Inflation statistics released this week revealed that the underlying “trimmed mean” rate rose from 3.2 percent to 3.5 percent from September to October, once temporary electricity bill rebates were removed from the calculations. The Reserve Bank of Australia warned that it is now even less likely that it will start cutting crippling home mortgage interest rates until 2026 at the earliest.
According to another report, by Deloitte Access Economics, Australian government finances have already suffered their biggest ever reversal, outside that resulting from the onset of the COVID pandemic. It forecast the federal government deficit for this financial year would be $33.5 billion, compared to last year’s $15.8 billion surplus based on high export commodity prices—a turnaround of almost $50 billion in just 12 months.
Other Australian Bureau of Statistics reports showed that the greatest cut to living standards since the 1950s is continuing, with a sixth consecutive quarter of declining gross domestic product per head of population.
These developments are intensifying the demands of the financial and corporate ruling class for even deeper cuts to social services and working-class conditions.
Editorials today in the Australian Financial Review and the Murdoch media’s Australian insisted that whether Labor or the Coalition headed the next government, it had to further slash government spending and drive up “productivity”—a euphemism for ramping up the rate of exploitation of workers’ labour power.

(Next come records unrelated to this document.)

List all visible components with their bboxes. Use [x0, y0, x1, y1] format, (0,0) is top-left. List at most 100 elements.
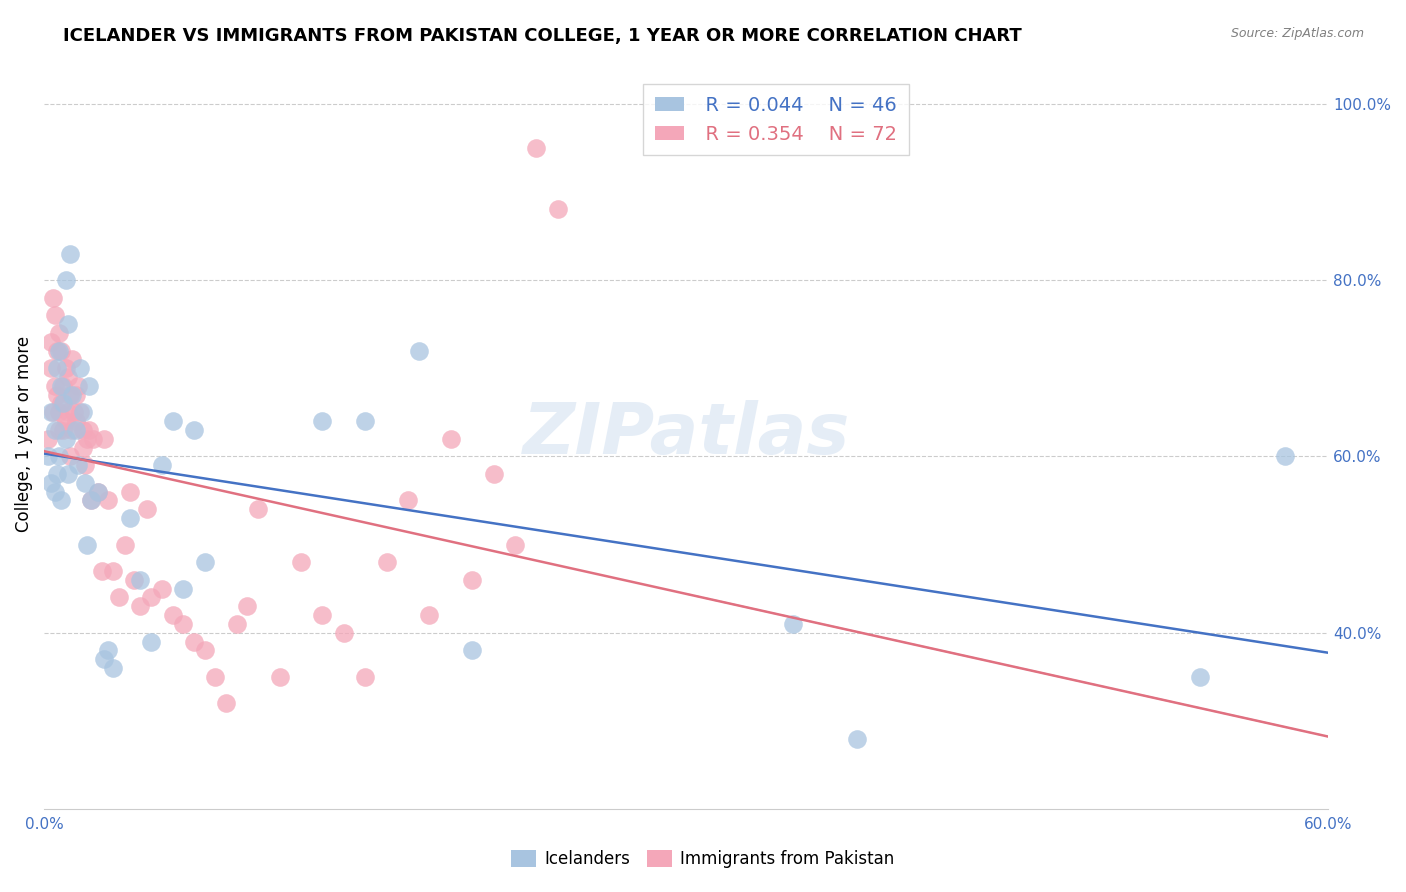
Point — [46, 467, 69, 481]
Point — [225, 616, 247, 631]
Point — [97, 643, 120, 657]
Point — [269, 670, 291, 684]
Point — [63, 405, 86, 419]
Point — [150, 458, 173, 473]
Point — [354, 414, 377, 428]
Point — [56, 317, 79, 331]
Point — [59, 387, 82, 401]
Point — [51, 396, 73, 410]
Point — [782, 616, 804, 631]
Point — [65, 387, 87, 401]
Point — [60, 423, 83, 437]
Point — [97, 493, 120, 508]
Point — [129, 599, 152, 614]
Point — [172, 582, 194, 596]
Point — [55, 361, 77, 376]
Point — [183, 634, 205, 648]
Text: ZIPatlas: ZIPatlas — [523, 400, 849, 469]
Point — [55, 414, 77, 428]
Point — [396, 493, 419, 508]
Legend: Icelanders, Immigrants from Pakistan: Icelanders, Immigrants from Pakistan — [505, 843, 901, 875]
Point — [39, 361, 62, 376]
Point — [77, 379, 100, 393]
Point — [82, 432, 104, 446]
Point — [86, 484, 108, 499]
Point — [194, 555, 217, 569]
Point — [46, 361, 69, 376]
Point — [56, 467, 79, 481]
Point — [80, 493, 103, 508]
Point — [44, 308, 66, 322]
Text: Source: ZipAtlas.com: Source: ZipAtlas.com — [1230, 27, 1364, 40]
Point — [1274, 450, 1296, 464]
Point — [72, 423, 94, 437]
Point — [354, 670, 377, 684]
Point — [59, 246, 82, 260]
Point — [41, 405, 63, 419]
Point — [215, 696, 238, 710]
Point — [73, 475, 96, 490]
Point — [48, 405, 70, 419]
Point — [93, 652, 115, 666]
Point — [52, 396, 75, 410]
Point — [101, 564, 124, 578]
Point — [1188, 670, 1211, 684]
Point — [236, 599, 259, 614]
Point — [108, 591, 131, 605]
Point — [51, 493, 73, 508]
Point — [48, 423, 70, 437]
Point — [114, 537, 136, 551]
Point — [65, 423, 87, 437]
Point — [67, 458, 90, 473]
Point — [51, 379, 73, 393]
Point — [183, 423, 205, 437]
Point — [162, 414, 184, 428]
Point — [461, 643, 484, 657]
Point — [440, 432, 463, 446]
Point — [846, 731, 869, 746]
Point — [93, 432, 115, 446]
Point — [118, 511, 141, 525]
Point — [86, 484, 108, 499]
Point — [55, 432, 77, 446]
Point — [162, 608, 184, 623]
Point — [461, 573, 484, 587]
Point — [547, 202, 569, 217]
Text: ICELANDER VS IMMIGRANTS FROM PAKISTAN COLLEGE, 1 YEAR OR MORE CORRELATION CHART: ICELANDER VS IMMIGRANTS FROM PAKISTAN CO… — [63, 27, 1022, 45]
Point — [60, 352, 83, 367]
Point — [247, 502, 270, 516]
Point — [76, 432, 98, 446]
Point — [59, 450, 82, 464]
Point — [52, 423, 75, 437]
Point — [48, 450, 70, 464]
Point — [46, 387, 69, 401]
Point — [69, 361, 91, 376]
Point — [39, 334, 62, 349]
Point — [67, 379, 90, 393]
Point — [52, 379, 75, 393]
Point — [118, 484, 141, 499]
Point — [139, 591, 162, 605]
Point — [46, 343, 69, 358]
Point — [44, 484, 66, 499]
Point — [37, 450, 59, 464]
Point — [418, 608, 440, 623]
Point — [482, 467, 505, 481]
Point — [172, 616, 194, 631]
Point — [51, 343, 73, 358]
Legend:   R = 0.044    N = 46,   R = 0.354    N = 72: R = 0.044 N = 46, R = 0.354 N = 72 — [643, 85, 910, 155]
Point — [72, 405, 94, 419]
Point — [56, 405, 79, 419]
Point — [90, 564, 112, 578]
Point — [77, 423, 100, 437]
Point — [194, 643, 217, 657]
Point — [65, 414, 87, 428]
Point — [311, 608, 333, 623]
Point — [37, 432, 59, 446]
Point — [41, 291, 63, 305]
Point — [122, 573, 145, 587]
Point — [101, 661, 124, 675]
Point — [332, 625, 354, 640]
Point — [311, 414, 333, 428]
Point — [139, 634, 162, 648]
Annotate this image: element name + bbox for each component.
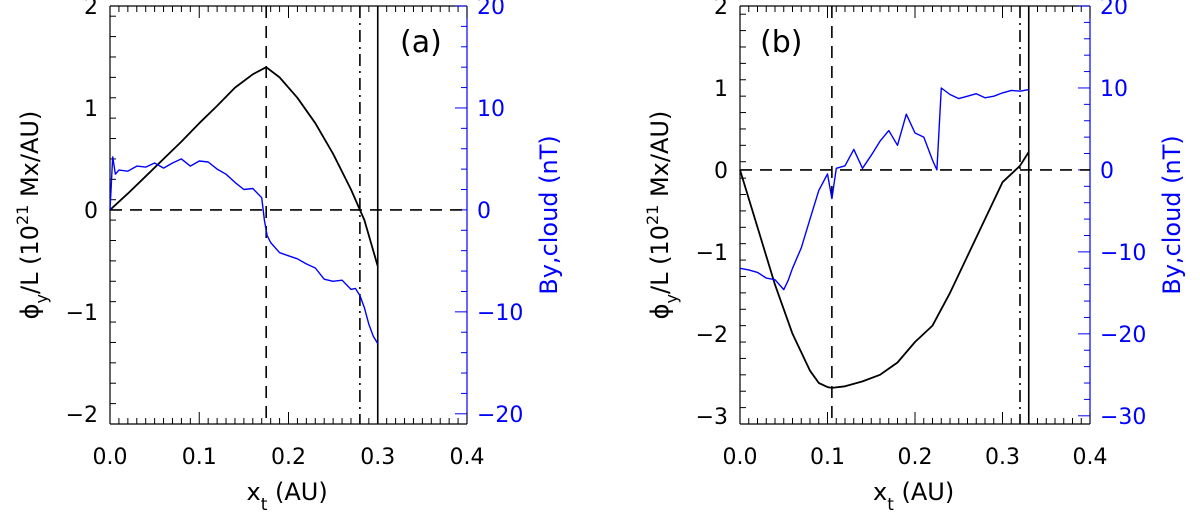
y-axis-label-left: ϕy/L (1021 Mx/AU) (13, 111, 51, 320)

The Australian proclaimed: “With the federal budget heading into deficit as tax receipts and mineral royalties fall after back-to-back surpluses, both sides must show an ability and determination to tackle government spending, including the structural deficit, and implement productivity reforms. A ‘small target approach,’ comfortable as that may feel for politicians of both major parties, will not cut it when the nation has reached such a serious economic crossroads.”
This deepening offensive underscores the necessity for workers and youth to turn to a socialist perspective, against Labor, the Greens and the trade union apparatuses that police the wage- and condition-cutting dictates of the financial and corporate ruling class.